Il a été montré que les patients qui entretiennent une bonne relation avec leur médecin sont davantage susceptibles de souhaiter jouer un rôle actif dans la participation à la décision médicale et que cette participation motive la recherche active d’informations. Or le profil des chercheurs « contraints » mis au jour dans cette étude montre que la recherche d’information peut aussi être motivée par un défaut de communication avec l’équipe médicale et une information délivrée par le médecin jugée insatisfaisante.

« Dans un premier temps, on pouvait penser que ces difficultés d’interactions proviennent en partie de difficultés, pour ces patients, à comprendre et assimiler l’information qui leur a été transmise. Mais l’information sur le cancer est complexe en tant que telle, les chercheurs « typiques », plus souvent issus d’un milieu favorisé, ayant eux-mêmes trouvé cette information trop compliquée », explique Christel Protière.
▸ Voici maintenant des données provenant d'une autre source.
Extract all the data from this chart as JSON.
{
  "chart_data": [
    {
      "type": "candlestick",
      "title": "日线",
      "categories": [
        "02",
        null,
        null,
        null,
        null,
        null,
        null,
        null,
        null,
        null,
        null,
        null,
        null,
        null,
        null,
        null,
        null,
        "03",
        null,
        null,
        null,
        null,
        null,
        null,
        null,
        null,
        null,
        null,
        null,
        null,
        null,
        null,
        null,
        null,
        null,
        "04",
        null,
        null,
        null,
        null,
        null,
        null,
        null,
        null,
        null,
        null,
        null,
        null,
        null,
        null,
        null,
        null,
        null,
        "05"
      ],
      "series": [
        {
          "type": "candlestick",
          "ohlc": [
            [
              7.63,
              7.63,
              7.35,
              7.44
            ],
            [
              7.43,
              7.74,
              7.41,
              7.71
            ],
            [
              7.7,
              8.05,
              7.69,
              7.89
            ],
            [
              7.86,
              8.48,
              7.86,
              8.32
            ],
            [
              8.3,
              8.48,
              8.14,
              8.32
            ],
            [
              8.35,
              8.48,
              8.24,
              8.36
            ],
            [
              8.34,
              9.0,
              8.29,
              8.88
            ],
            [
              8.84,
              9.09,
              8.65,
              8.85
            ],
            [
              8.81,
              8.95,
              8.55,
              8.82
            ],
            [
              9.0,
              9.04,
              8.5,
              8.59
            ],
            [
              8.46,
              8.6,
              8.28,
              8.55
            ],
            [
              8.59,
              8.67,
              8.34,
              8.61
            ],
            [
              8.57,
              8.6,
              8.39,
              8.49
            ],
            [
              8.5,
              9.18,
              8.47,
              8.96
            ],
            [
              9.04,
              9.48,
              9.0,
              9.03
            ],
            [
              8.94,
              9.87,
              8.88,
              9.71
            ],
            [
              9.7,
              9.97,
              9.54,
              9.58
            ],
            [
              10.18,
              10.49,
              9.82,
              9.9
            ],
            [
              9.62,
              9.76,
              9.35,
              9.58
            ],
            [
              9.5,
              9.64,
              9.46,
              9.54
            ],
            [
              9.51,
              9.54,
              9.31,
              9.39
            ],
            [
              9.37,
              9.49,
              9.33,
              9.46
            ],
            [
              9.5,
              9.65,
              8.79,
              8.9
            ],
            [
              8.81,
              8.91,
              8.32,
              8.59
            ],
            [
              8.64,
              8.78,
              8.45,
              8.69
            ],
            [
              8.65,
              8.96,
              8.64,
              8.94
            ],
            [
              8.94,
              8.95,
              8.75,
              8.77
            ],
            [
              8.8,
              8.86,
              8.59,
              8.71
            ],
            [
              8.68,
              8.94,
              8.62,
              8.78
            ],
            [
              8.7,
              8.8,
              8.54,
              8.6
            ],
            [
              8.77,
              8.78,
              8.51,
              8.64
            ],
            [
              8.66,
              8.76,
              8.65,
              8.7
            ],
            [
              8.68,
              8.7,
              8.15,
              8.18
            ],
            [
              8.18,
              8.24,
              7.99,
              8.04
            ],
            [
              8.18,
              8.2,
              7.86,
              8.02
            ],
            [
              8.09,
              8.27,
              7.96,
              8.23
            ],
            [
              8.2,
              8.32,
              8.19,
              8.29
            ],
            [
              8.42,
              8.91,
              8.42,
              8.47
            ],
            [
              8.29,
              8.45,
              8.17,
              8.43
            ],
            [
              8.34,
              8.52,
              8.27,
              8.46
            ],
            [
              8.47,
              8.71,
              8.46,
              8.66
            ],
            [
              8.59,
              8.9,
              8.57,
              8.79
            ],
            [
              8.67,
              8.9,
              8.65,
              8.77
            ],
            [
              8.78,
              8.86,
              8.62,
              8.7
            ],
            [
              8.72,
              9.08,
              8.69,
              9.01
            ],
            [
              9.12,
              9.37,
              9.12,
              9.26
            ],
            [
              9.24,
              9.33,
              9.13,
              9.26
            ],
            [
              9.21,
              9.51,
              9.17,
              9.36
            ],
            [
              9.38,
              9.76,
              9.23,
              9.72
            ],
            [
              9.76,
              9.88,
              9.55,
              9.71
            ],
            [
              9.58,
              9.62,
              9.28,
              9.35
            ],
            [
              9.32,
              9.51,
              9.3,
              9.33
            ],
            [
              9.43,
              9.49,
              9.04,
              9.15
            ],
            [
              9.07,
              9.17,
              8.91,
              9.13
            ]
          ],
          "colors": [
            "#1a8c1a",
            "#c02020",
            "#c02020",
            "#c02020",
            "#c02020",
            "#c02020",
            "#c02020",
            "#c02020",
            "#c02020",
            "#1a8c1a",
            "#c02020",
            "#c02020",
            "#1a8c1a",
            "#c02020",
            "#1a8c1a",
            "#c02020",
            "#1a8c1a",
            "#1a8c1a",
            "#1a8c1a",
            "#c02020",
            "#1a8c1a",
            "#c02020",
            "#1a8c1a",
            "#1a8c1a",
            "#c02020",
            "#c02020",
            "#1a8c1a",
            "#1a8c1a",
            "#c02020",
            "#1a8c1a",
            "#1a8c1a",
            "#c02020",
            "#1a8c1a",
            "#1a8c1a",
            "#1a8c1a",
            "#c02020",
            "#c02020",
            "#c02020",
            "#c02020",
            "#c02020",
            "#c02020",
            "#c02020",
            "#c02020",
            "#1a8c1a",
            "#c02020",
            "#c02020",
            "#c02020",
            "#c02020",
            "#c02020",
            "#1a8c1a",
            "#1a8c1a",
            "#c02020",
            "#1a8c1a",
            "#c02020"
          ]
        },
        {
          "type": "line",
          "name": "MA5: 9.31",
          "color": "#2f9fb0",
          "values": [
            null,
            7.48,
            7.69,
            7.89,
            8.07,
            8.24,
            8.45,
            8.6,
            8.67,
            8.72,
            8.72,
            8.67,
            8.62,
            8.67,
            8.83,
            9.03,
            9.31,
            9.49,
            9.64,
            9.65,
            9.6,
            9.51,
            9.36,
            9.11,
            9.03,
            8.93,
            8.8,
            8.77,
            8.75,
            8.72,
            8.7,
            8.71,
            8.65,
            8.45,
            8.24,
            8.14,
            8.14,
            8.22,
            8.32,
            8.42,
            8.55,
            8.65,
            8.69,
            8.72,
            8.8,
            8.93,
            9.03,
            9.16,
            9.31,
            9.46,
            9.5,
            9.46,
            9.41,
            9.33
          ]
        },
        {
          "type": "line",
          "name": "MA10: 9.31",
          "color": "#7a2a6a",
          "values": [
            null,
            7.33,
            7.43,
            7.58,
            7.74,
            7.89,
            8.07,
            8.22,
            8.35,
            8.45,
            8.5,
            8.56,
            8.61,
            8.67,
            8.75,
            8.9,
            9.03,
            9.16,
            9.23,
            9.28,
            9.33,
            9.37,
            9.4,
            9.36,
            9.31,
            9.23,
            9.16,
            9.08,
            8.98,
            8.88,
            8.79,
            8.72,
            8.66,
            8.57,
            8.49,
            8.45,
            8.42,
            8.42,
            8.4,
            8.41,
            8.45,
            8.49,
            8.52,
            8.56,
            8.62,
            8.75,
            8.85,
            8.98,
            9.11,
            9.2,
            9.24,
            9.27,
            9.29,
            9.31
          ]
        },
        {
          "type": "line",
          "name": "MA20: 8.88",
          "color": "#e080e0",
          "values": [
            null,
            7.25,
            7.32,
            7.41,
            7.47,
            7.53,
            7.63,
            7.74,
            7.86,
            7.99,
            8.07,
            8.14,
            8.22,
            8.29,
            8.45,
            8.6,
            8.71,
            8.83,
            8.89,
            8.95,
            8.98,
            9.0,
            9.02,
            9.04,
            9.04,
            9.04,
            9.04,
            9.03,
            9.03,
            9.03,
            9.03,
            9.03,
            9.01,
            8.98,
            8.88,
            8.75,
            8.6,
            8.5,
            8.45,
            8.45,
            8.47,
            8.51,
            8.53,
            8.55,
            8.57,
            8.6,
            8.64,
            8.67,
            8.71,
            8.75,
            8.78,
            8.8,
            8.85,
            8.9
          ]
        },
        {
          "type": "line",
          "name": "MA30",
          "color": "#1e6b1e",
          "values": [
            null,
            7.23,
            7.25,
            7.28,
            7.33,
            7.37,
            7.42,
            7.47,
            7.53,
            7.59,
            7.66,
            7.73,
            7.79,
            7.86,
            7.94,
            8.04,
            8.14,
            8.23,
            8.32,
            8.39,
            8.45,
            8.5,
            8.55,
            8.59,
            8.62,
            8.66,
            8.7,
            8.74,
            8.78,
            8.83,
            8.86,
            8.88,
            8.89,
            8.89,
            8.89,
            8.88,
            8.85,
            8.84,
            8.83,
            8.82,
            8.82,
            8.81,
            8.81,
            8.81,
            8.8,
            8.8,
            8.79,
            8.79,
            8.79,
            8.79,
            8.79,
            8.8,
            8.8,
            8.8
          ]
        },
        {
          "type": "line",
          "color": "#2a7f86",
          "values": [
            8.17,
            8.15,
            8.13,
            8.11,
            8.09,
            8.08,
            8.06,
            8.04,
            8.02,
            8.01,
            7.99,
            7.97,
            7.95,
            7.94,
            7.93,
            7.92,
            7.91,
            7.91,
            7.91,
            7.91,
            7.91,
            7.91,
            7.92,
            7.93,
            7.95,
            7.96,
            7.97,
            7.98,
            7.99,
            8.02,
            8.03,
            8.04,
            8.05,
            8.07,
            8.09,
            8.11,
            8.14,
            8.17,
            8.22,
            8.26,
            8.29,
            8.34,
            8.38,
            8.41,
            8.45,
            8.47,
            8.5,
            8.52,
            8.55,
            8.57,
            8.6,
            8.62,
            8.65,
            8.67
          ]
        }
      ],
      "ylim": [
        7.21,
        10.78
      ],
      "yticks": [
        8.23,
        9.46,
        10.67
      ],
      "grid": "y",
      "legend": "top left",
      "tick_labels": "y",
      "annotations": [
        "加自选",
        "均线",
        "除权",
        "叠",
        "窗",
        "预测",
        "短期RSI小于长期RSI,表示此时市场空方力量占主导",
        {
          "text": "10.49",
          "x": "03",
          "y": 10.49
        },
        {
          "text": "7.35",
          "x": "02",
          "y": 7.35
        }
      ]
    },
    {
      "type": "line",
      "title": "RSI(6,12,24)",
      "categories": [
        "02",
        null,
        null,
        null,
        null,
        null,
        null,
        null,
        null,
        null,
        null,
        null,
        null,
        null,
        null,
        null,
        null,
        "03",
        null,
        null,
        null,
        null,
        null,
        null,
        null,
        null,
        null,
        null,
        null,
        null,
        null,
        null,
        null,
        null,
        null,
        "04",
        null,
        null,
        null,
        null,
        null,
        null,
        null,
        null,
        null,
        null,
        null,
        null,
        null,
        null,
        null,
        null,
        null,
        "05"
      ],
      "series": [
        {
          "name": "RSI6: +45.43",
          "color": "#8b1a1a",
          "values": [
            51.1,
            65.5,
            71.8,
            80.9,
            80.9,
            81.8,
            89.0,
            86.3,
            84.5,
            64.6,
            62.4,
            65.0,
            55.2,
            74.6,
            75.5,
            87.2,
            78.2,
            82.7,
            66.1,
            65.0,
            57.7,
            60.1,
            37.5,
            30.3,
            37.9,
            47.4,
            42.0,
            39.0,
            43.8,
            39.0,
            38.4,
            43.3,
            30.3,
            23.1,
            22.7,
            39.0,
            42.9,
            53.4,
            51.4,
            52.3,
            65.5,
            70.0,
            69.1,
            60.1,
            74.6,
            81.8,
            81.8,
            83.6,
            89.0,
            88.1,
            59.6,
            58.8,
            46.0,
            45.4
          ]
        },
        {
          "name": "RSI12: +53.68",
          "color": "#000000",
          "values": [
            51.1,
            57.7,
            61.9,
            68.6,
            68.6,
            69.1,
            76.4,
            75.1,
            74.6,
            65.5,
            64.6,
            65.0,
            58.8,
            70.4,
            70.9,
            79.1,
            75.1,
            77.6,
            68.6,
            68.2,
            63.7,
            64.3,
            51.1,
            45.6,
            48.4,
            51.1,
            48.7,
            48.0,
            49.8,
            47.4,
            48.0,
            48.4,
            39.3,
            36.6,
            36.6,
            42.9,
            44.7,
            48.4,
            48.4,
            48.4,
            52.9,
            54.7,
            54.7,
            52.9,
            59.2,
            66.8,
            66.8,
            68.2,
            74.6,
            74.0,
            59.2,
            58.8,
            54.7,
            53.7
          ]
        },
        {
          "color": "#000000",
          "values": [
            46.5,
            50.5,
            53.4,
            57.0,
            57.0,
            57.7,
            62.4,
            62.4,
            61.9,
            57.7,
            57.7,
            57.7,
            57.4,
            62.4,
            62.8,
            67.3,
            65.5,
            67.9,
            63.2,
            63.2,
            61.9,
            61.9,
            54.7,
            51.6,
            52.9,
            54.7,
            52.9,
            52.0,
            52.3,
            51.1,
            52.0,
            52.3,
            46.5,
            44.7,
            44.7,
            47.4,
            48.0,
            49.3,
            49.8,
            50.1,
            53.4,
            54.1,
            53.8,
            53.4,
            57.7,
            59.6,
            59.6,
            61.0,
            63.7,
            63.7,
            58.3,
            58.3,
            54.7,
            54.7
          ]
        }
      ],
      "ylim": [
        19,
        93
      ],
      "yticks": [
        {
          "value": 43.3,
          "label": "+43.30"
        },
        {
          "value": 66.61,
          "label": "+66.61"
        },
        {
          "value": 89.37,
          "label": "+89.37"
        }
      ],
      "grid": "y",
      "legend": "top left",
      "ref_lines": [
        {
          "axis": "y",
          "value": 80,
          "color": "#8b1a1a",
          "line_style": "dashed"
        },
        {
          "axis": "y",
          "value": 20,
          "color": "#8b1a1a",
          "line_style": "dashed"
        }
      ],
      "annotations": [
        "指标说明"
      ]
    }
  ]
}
Il y a donc, selon les auteurs, « un message important sur les efforts à fournir pour rendre l’information accessible, en particulier dans un système de santé qui prône l’accès aux soins pour tous et dans lequel le patient est mis au coeur de la problématique médicale et des décisions qui le concernent ».

C’est pourquoi Christel Protière et ses collaborateurs insistent en conclusion « les équipes médicales devraient prêter une attention particulière à la manière de mettre à disposition des patients à faible niveau d’étude ou de classe sociale peu élevée l’information médicale les concernant », expliquent-ils.

D’un point de vue pratique, les chercheurs expliquent que des supports d’information variés pourraient être développés dans cette perspective (formats web, imprimé, vidéo, guide, plaquettes, etc.), spécifiques à chaque localisation de cancer et mises à disposition en différents lieux (à l’hôpital, chez le médecin généraliste).